## Queda em cadeia no mercado de ações: ouro, Bitcoin e outros ativos sob pressão
Em meados de novembro, uma queda rara de três ativos abalou o mercado de investimentos global. O índice Dow Jones caiu mais de 1%, Bitcoin e Ethereum tiveram quedas superiores a 2%, e o preço do ouro também enfrentou pressão de queda contínua. Até 18 de novembro, o ouro caiu 0,4%, acumulando a sua quarta queda consecutiva, enquanto o Bitcoin caiu para US$ 91.107, atingindo uma nova baixa de quase 7 meses. Este não é um evento isolado, mas sim uma ressonância de mercado resultante de múltiplos fatores interligados.
## Mudança hawkish do Federal Reserve: expectativa de corte de juros de repente desfeita
A principal força motriz da ajustamento do mercado vem da mudança no sinal de política do Federal Reserve.

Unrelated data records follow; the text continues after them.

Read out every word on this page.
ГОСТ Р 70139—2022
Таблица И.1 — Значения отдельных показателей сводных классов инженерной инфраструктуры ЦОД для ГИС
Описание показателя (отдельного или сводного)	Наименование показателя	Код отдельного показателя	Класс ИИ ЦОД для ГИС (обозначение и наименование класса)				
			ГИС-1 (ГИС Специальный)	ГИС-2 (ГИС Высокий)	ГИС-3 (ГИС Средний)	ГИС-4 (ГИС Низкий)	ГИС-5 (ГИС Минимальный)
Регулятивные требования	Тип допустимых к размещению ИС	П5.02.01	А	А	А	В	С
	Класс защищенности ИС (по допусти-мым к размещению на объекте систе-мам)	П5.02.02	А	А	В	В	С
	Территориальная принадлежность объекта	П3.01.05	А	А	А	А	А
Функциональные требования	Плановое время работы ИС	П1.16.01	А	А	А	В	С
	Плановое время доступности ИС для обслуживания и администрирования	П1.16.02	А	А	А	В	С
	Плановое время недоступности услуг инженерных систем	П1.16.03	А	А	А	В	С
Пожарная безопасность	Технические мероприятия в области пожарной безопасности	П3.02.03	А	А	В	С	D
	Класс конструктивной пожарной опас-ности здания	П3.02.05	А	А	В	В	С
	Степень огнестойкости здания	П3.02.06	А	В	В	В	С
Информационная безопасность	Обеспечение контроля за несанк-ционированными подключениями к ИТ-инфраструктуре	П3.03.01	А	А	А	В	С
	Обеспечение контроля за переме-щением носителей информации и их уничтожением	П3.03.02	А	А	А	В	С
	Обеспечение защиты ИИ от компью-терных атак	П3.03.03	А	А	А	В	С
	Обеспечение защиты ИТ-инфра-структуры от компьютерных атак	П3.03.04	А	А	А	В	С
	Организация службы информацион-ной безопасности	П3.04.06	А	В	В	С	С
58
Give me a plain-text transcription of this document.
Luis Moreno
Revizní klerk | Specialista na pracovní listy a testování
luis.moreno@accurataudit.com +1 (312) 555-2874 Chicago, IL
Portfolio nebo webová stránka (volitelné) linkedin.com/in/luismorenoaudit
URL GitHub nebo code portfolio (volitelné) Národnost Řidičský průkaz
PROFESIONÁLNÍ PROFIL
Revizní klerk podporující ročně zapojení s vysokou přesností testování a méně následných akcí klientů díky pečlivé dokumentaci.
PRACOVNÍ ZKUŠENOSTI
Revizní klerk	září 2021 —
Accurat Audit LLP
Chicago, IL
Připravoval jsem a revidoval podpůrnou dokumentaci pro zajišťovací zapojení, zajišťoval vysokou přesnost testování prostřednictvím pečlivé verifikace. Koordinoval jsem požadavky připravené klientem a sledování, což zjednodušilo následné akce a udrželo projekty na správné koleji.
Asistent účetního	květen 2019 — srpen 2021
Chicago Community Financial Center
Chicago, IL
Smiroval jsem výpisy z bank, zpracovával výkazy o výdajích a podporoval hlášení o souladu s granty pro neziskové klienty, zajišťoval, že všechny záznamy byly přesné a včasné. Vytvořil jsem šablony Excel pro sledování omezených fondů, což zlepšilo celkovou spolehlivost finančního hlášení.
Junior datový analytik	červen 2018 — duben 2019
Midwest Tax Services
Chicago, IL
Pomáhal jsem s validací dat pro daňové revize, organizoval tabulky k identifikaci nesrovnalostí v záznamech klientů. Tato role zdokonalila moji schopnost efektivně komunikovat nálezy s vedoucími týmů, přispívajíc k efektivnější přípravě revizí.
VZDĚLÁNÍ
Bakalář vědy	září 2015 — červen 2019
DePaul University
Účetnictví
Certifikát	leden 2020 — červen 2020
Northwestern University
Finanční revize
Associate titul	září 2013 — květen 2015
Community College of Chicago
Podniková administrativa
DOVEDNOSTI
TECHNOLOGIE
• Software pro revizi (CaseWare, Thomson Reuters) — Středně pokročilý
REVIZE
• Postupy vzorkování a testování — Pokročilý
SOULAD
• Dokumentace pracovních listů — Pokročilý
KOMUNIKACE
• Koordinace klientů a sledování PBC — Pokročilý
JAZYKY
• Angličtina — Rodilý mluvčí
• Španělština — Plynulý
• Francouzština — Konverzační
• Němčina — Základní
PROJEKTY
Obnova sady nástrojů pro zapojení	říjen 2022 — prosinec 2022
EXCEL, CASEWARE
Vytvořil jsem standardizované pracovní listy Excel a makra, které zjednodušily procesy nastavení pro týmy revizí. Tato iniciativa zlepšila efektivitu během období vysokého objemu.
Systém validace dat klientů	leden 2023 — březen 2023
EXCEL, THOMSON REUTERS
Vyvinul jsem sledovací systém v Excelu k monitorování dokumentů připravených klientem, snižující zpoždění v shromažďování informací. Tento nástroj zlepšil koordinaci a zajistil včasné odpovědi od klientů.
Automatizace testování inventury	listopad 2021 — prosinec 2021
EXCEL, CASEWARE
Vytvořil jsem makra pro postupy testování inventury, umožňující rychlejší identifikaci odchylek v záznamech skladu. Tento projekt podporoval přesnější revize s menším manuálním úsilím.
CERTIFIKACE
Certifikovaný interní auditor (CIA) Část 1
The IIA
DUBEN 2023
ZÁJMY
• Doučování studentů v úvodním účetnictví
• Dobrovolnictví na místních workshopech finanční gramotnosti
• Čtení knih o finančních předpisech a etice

Os dirigentes do banco central emitiram repetidamente declarações hawkish, levando a uma redução significativa na expectativa de um corte de 25 pontos base em dezembro, que caiu para 43% — este número indica que mais da metade dos participantes do mercado já abandonaram a esperança de cortes de juros. O adiamento do corte de juros impacta diretamente as expectativas de um ambiente de baixa taxa de juros, e o ouro, como ativo tradicional de proteção, também viu sua atratividade diminuir.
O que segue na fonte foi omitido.